Resume Tips

Shankar Srinivasan

Posted on 5/29/2010

Having a solid and effective resume can greatly improve your chances of landing in your dream job.
How can you make sure that your resume is top notch and bullet proof?

We have compiled a list of tips from HR professionals, Search Firms and from a number of web sites. We wanted to put them all together for your benefit.

Know the purpose of your resume

Some people write a resume as if the purpose of the document was to get a job. As a result they end up with a really long and boring piece that makes them look like desperate job hunters. The objective of your resume is to ensure that the employer finds your resume suitable & call you for an interview, and the interview will get you the job.

Back up your qualities and strengths

Instead of creating a long (and boring) list with all your qualities (e.g., disciplined, creative, problem solver) try to connect them with real life and work experiences. In other words, you need to back these qualities and strengths up, else it will appear that you are just trying to inflate things.

Achievements instead of responsibilities

Resumes that include a long list of “responsibilities included…” are plain boring, and not efficient in selling yourself. Instead of listing responsibilities, therefore, describe your professional achievements.

Explain the benefits of your skills

Merely stating that you can do something will not catch the attention of the employer. If you manage to explain how it will benefit his company, and to connect it to tangible results, then you will greatly improve your chances.

Go with what you got

If you never had any real working experience, just include your summer jobs or volunteer work. If you don’t have a degree yet, mention the title and the estimated date for completion. As long as those points are relevant to the job in question, it does not matter if they are official or not.

Use action verbs

A very common advice to job seekers is to use action verbs. But what are they? Action verbs are basically verbs that will get noticed more easily, and that will clearly communicate what your experience or achievement were. Examples include managed, coached, enforced and planned. Here you can find a complete list of action verbs divided by skill category.

Lists all your positions

If you have worked a long time for the same company (over 10 years) it could be a good idea to list all the different positions and roles that you had during this time separately. You probably had different responsibilities and developed different skills on each role, so the employer will like to know it.

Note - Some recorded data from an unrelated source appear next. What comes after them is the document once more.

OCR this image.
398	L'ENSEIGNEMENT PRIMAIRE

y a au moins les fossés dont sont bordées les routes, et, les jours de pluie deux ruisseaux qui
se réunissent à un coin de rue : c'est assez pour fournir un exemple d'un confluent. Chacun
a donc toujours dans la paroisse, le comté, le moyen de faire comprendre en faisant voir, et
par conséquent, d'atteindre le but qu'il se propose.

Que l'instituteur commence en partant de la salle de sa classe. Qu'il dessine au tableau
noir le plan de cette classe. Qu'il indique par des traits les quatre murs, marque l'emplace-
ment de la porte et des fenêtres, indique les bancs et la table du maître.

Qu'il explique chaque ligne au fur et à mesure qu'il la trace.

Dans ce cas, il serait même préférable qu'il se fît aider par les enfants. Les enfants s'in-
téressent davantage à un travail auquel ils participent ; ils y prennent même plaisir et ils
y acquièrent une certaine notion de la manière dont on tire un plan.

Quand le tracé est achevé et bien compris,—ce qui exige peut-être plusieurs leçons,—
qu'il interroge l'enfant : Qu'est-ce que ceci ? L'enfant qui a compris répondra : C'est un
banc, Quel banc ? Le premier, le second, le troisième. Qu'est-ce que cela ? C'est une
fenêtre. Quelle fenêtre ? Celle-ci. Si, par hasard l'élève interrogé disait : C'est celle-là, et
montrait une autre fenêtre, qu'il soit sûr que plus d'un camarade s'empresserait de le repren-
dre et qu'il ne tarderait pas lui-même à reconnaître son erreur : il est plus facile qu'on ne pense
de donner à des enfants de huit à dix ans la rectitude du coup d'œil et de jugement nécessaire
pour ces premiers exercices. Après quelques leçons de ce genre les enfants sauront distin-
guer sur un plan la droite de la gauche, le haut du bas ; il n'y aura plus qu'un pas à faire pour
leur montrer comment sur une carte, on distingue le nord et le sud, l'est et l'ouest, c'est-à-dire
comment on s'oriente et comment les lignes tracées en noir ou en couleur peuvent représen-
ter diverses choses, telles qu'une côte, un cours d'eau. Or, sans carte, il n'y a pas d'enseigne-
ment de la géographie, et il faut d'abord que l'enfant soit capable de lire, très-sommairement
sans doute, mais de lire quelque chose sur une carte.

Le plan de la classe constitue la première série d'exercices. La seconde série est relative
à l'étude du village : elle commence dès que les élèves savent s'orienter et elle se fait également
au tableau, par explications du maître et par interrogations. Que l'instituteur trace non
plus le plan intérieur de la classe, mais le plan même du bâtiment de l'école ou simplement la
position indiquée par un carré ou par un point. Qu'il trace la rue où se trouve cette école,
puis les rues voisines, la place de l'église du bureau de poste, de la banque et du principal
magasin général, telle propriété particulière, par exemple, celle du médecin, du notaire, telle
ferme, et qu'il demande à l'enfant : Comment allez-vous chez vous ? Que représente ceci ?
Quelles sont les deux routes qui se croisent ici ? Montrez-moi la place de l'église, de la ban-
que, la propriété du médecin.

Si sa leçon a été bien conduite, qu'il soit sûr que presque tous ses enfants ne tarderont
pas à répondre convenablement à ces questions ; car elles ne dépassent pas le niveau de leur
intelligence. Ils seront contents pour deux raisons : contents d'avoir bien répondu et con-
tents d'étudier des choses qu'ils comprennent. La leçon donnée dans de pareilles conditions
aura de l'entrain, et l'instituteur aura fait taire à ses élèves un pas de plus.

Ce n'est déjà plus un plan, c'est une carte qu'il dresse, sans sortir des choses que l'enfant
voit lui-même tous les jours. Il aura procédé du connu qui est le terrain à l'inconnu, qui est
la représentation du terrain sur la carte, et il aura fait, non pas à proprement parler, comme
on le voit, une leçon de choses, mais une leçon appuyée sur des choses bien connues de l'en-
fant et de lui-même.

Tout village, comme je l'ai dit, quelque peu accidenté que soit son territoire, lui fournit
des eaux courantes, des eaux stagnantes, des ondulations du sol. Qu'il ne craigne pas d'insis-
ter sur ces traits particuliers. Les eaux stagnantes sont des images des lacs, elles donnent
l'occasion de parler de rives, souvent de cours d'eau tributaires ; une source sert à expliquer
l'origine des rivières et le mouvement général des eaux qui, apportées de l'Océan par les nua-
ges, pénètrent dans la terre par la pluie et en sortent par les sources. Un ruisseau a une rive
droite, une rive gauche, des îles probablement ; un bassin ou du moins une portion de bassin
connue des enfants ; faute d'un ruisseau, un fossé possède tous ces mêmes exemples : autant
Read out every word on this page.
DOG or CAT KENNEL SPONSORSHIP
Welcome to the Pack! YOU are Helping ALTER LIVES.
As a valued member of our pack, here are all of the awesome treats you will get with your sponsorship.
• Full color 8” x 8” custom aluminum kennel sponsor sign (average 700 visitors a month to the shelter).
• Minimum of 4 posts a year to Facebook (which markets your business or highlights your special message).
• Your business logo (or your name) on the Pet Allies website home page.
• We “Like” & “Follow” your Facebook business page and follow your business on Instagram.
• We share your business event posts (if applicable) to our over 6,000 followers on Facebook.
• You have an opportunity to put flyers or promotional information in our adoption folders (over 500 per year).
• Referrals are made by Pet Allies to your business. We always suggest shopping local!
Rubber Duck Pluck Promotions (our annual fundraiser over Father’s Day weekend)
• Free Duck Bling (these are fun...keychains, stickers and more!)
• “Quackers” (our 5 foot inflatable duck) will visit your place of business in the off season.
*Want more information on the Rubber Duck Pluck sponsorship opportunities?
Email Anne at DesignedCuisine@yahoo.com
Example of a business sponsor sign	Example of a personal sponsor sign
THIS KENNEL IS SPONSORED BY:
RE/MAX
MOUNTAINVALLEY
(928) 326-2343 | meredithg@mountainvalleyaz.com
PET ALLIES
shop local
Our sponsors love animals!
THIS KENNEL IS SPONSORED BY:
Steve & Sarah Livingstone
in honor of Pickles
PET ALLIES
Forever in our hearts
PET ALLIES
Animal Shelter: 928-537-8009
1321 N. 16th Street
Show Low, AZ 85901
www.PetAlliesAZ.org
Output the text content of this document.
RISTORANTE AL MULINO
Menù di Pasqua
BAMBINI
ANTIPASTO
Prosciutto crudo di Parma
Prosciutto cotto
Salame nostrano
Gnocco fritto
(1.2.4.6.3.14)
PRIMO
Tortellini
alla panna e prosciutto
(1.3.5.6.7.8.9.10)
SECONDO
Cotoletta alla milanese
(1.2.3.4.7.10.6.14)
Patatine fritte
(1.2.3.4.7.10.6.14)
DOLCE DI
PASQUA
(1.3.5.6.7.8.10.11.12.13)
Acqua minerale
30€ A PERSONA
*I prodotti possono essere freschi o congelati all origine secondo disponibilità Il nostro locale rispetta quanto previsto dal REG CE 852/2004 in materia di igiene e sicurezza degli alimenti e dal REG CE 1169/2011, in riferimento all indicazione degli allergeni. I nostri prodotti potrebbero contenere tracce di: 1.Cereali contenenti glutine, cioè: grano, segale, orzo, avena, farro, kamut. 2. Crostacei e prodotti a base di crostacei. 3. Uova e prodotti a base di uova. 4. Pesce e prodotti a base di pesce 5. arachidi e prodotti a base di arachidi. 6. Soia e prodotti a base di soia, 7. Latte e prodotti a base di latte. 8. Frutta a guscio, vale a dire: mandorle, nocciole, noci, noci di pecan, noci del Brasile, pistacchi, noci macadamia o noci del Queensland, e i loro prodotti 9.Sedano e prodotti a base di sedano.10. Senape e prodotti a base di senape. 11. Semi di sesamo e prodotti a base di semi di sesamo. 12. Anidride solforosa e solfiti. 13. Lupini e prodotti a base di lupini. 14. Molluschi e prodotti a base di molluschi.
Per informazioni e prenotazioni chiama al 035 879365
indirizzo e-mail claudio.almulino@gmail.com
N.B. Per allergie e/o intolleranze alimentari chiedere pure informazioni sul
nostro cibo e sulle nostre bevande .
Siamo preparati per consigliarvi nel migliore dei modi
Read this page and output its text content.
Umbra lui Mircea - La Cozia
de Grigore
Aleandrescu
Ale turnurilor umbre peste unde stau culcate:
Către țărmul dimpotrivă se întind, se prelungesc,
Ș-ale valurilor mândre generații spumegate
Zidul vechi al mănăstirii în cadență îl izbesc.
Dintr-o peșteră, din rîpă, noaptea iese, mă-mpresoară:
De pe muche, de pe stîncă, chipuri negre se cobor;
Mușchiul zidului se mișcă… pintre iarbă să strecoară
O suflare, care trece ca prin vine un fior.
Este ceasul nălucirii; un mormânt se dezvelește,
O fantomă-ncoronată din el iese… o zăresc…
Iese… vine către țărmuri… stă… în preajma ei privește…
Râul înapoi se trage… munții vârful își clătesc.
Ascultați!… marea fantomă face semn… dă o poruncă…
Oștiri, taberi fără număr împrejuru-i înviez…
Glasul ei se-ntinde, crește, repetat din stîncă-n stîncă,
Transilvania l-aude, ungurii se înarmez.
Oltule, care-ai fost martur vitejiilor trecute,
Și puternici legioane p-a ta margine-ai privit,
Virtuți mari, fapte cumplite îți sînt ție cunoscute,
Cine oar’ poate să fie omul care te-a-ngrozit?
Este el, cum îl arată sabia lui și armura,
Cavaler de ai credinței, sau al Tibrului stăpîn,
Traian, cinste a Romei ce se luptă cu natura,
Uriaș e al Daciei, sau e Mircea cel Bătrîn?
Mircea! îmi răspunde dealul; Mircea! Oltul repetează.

Make sure to use the right keywords

Most companies (even smaller ones) are already using digital databases to search for candidates. All companies using this Job site are surely using search queries to get your resume. This means that the HR department will run search queries based on specific keywords. Check the job description and related job ads for a clue on what the employer might be looking for.

Use effective titles

Like it or not, employers will usually make a judgment about your resume in 5 seconds. Under this time frame the most important aspect will be the titles that you listed on the resume, so make sure they grab the attention. Try to be as descriptive as possible, yet brief, giving the employer a good idea about the nature of your past work experiences. For example:

Bad title: Accounting
Good title: Management of Accounts Receivable and Record Keeping

Look and feel

Use bullet points: No employer will have the time (or patience) to read long paragraphs of text. Make sure, therefore, to use bullet points and short sentences to describe your experiences, educational background and professional objectives.

Professional and attractive fonts: First of all make sure that your fonts are of legible size. Try to avoid fonts smaller than 11 points for content. For titles try not to make it bigger than 18 font size. The ideal way to make attractive presentation is by giving 1 or 2 point variation between title and content.

Make the design flow with white space: Do not jam your resume with text. Sure we said that you should make your resume as short and concise as possible, but that refers to the overall amount of information and not to how much text you can pack in a single sheet of paper. White space between the words, lines and paragraphs can improve the legibility of your resume.

No fancy design details: Do not use a colored background, fancy fonts or images on your resume. Sure, you might think that the little flowers will cheer up the document, but other people might just throw it away at the sight.

One or two pages

The ideal length for a resume is a polemic subject. Most employers and recruiting specialists, however, say that it should contain one or two pages at maximum. Just keep in mind that, provided all the necessary information is there, the shorter your resume, the better.

Avoid the following:

Irrelevant information like political affiliation etc
Unwanted information like "reference will be produced on request"
Jargon or slang
pronouns like "I" or "me"
Never lie in your resume
Avoid negativity - it usually puts off the employer and make them feel you are negative

Don’t forget the basics

The first thing on your resume should be your name. It should be bold and with a larger font than the rest of the text. Make sure that your contact details are clearly listed. Secondly, both the name and contact details should be included on all the pages of the resume (if you have more than one).

And to finish Proofread it twice & Get someone else to review your resume.